Nancy Nancy - 3 months ago 9
R Question

Consolidate rows based on date ranges

I'd like to combine rows of a data frame such that the ranges described by a "start" and "end" column include all values from the original data set. There might be overlaps, repeats, and nested ranges. Some ranges might be missing.

Here's an example of the kind of data I'd like to collapse:

data = data.frame(rbind(
c("Roger", 1, 10),
c("Roger", 10, 15),
c("Roger", 16, 17),
c("Roger", 3, 6),
c("Roger", 20, 25),
c("Roger", NA, NA),
c("Susan", 2, 8)))
names(data) = c("name", "start", "end")
data$start = as.numeric(as.character(data$start))
data$end = as.numeric(as.character(data$end))


The desired result would be:

name start end
Roger 1 17
Roger 20 25
Susan 2 8


My attempt has been to expand out every item in the range for each row. This works, but then I'm not sure how to shrink it back. Additionally, the full dataset I'm working with has ~30 million rows and very large ranges, so this method is VERY slow.

pb <- txtProgressBar(min = 0, max = length(data$name), style = 3)
mylist = list()
for(i in 1:length(data$name)){
subdata = data[i,]
if(is.na(subdata$start)){
mylist[[i]] = subdata
mylist[[i]]$each = NA
}
if(!is.na(subdata$start)){
sequence = seq(subdata$start, subdata$end)
mylist[[i]] = subdata[rep(1, each = length(sequence)),]
mylist[[i]]$daily = sequence
}
setTxtProgressBar(pb, i)
}

rbindlist(mylist)

Answer

I'm guessing IRanges is much more efficient for this, but...

library(data.table)

# remove missing values
DT = na.omit(setDT(data))

# sort
setorder(DT, name, start)

# mark threshold for a new group
DT[, high_so_far := shift(cummax(end), fill=end[1L]), by=name]

# group and summarise
DT[, .(start[1L], end[.N]), by=.( name, g = cumsum(start > high_so_far + 1L) )]

#     name g V1 V2
# 1: Roger 0  1 17
# 2: Roger 1 20 25
# 3: Susan 1  2  8

How it works:

  • cummax is the cumulative maximum, so the highest value so far, including the current row.
  • To take the value excluding the current row, use shift (which draws from the prior row).
  • cumsum(some_condition) is a standard way of making a grouping variable.
  • .N is the last row of the group determined by by=.

The columns can be named in the last step like .(s = start[1L], e = end[.N]) if desired.


With date intervals.

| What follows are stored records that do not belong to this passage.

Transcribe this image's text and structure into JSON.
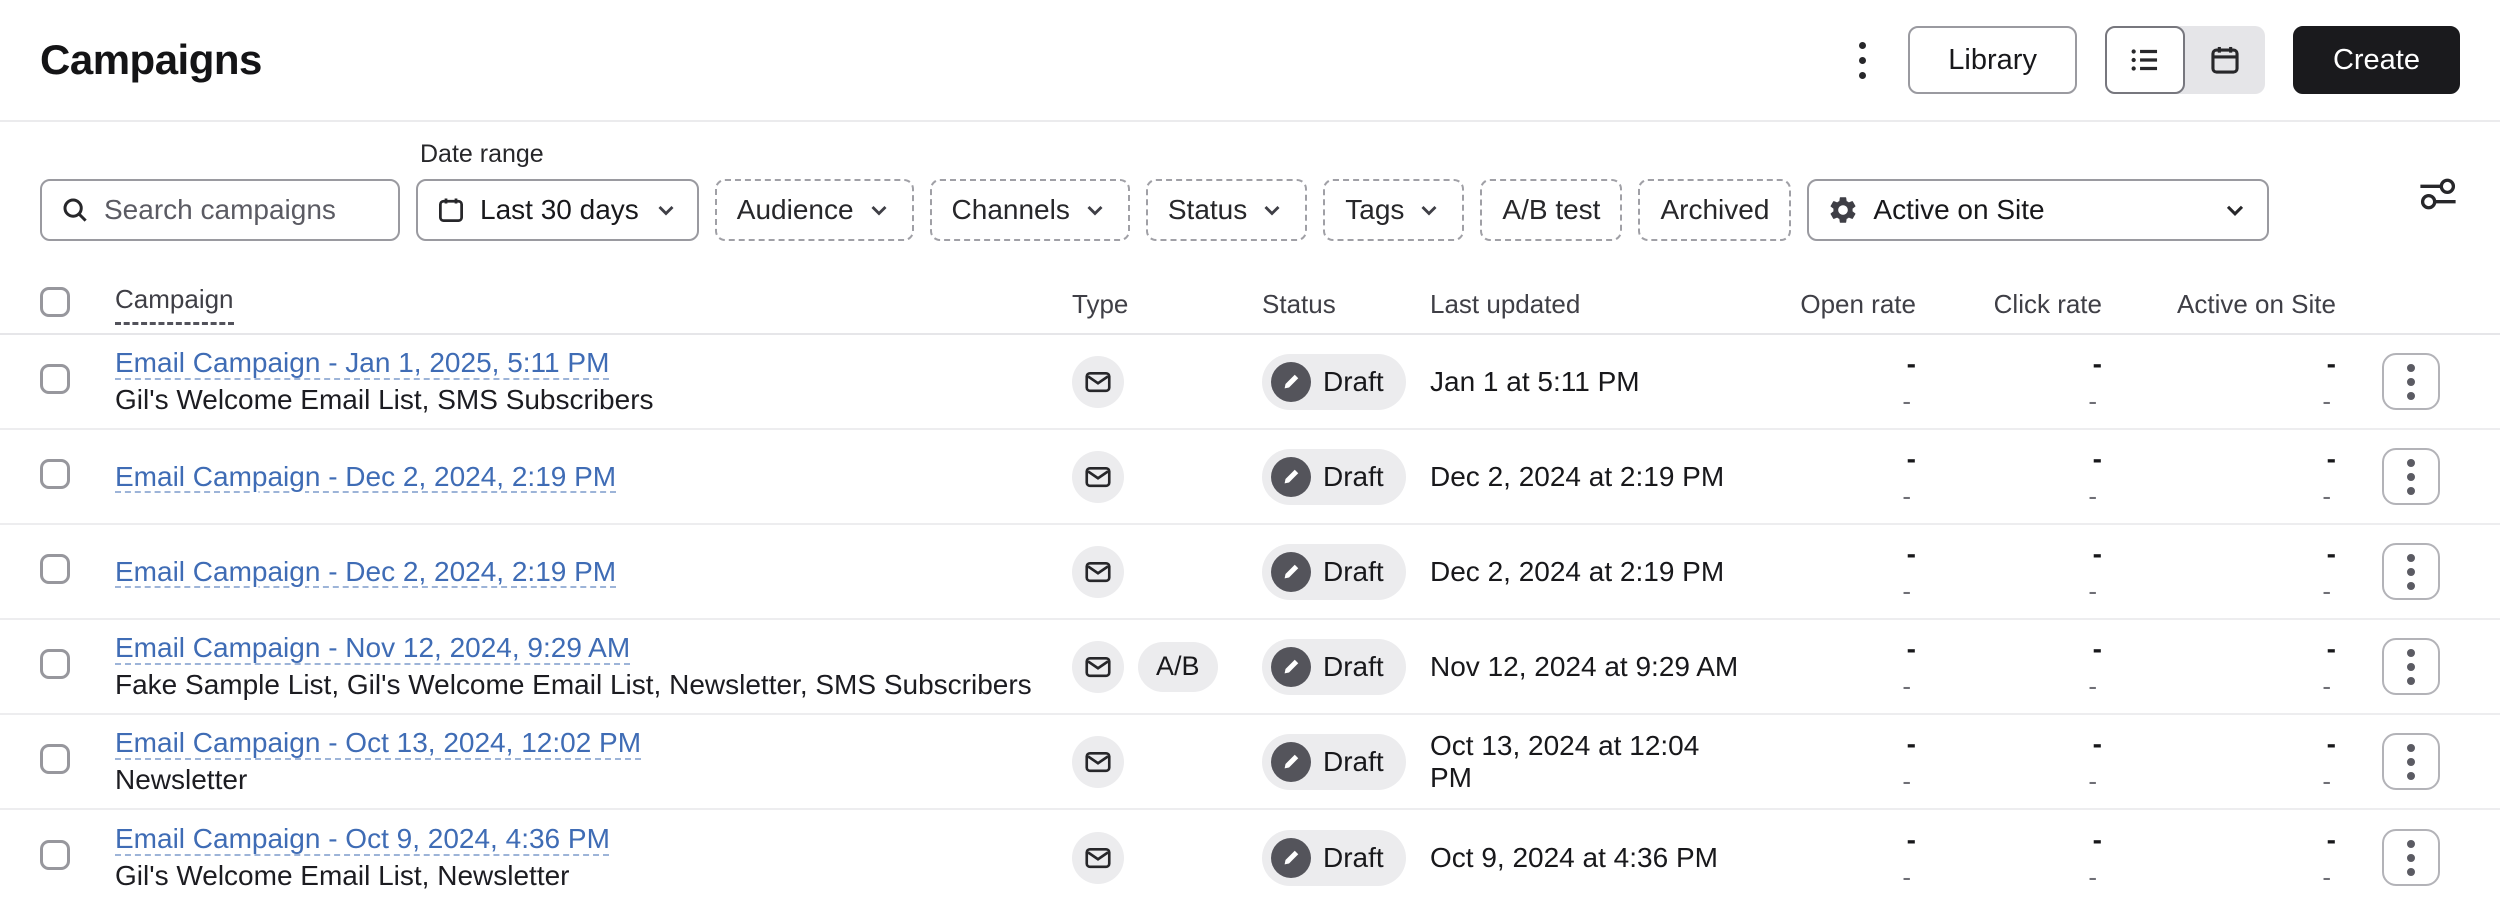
{
  "header": {
    "title": "Campaigns",
    "library_button": "Library",
    "create_button": "Create",
    "view_toggle_selected": "list"
  },
  "filters": {
    "search": {
      "placeholder": "Search campaigns",
      "value": ""
    },
    "date_range": {
      "label": "Date range",
      "value": "Last 30 days"
    },
    "audience": "Audience",
    "channels": "Channels",
    "status": "Status",
    "tags": "Tags",
    "ab_test": "A/B test",
    "archived": "Archived",
    "metric_selector": {
      "value": "Active on Site"
    }
  },
  "table": {
    "headers": {
      "campaign": "Campaign",
      "type": "Type",
      "status": "Status",
      "last_updated": "Last updated",
      "open_rate": "Open rate",
      "click_rate": "Click rate",
      "active_on_site": "Active on Site"
    },
    "rows": [
      {
        "title": "Email Campaign - Jan 1, 2025, 5:11 PM",
        "subtitle": "Gil's Welcome Email List, SMS Subscribers",
        "type_icon": "email-icon",
        "status": "Draft",
        "last_updated": "Jan 1 at 5:11 PM",
        "open_rate": "-",
        "open_rate_secondary": "-",
        "click_rate": "-",
        "click_rate_secondary": "-",
        "active_on_site": "-",
        "active_on_site_secondary": "-"
      },
      {
        "title": "Email Campaign - Dec 2, 2024, 2:19 PM",
        "type_icon": "email-icon",
        "status": "Draft",
        "last_updated": "Dec 2, 2024 at 2:19 PM",
        "open_rate": "-",
        "open_rate_secondary": "-",
        "click_rate": "-",
        "click_rate_secondary": "-",
        "active_on_site": "-",
        "active_on_site_secondary": "-"
      },
      {
        "title": "Email Campaign - Dec 2, 2024, 2:19 PM",
        "type_icon": "email-icon",
        "status": "Draft",
        "last_updated": "Dec 2, 2024 at 2:19 PM",
        "open_rate": "-",
        "open_rate_secondary": "-",
        "click_rate": "-",
        "click_rate_secondary": "-",
        "active_on_site": "-",
        "active_on_site_secondary": "-"
      },
      {
        "title": "Email Campaign - Nov 12, 2024, 9:29 AM",
        "subtitle": "Fake Sample List, Gil's Welcome Email List, Newsletter, SMS Subscribers",
        "type_icon": "email-icon",
        "type_badge": "A/B",
        "status": "Draft",
        "last_updated": "Nov 12, 2024 at 9:29 AM",
        "open_rate": "-",
        "open_rate_secondary": "-",
        "click_rate": "-",
        "click_rate_secondary": "-",
        "active_on_site": "-",
        "active_on_site_secondary": "-"
      },
      {
        "title": "Email Campaign - Oct 13, 2024, 12:02 PM",
        "subtitle": "Newsletter",
        "type_icon": "email-icon",
        "status": "Draft",
        "last_updated": "Oct 13, 2024 at 12:04 PM",
        "open_rate": "-",
        "open_rate_secondary": "-",
        "click_rate": "-",
        "click_rate_secondary": "-",
        "active_on_site": "-",
        "active_on_site_secondary": "-"
      },
      {
        "title": "Email Campaign - Oct 9, 2024, 4:36 PM",
        "subtitle": "Gil's Welcome Email List, Newsletter",
        "type_icon": "email-icon",
        "status": "Draft",
        "last_updated": "Oct 9, 2024 at 4:36 PM",
        "open_rate": "-",
        "open_rate_secondary": "-",
        "click_rate": "-",
        "click_rate_secondary": "-",
        "active_on_site": "-",
        "active_on_site_secondary": "-"
      }
    ]
  },
  "colors": {
    "link_blue": "#3f6cb5",
    "create_button_bg": "#1a1a1d",
    "badge_bg": "#ececee",
    "draft_icon_bg": "#54545b",
    "row_divider": "#ededef"
  }
}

If working with dates, I'd suggest the IDate class; just use as.IDate to convert a Date.

We can +1 on dates, but unfortunately cannot cummax, so...

cummax_idate = function(x) (setattr(cummax(unclass(x)), "class", c("Date", "IDate")))

set.seed(1)
d = sample(as.IDate("2011-11-11") + 1:10)
cummax_idate(d)
#  [1] "2011-11-14" "2011-11-15" "2011-11-16" "2011-11-18" "2011-11-18"
#  [6] "2011-11-19" "2011-11-20" "2011-11-20" "2011-11-21" "2011-11-21"

I think this function can be used in place of cummax.

The extra () in the function are there because setattr won't print its output.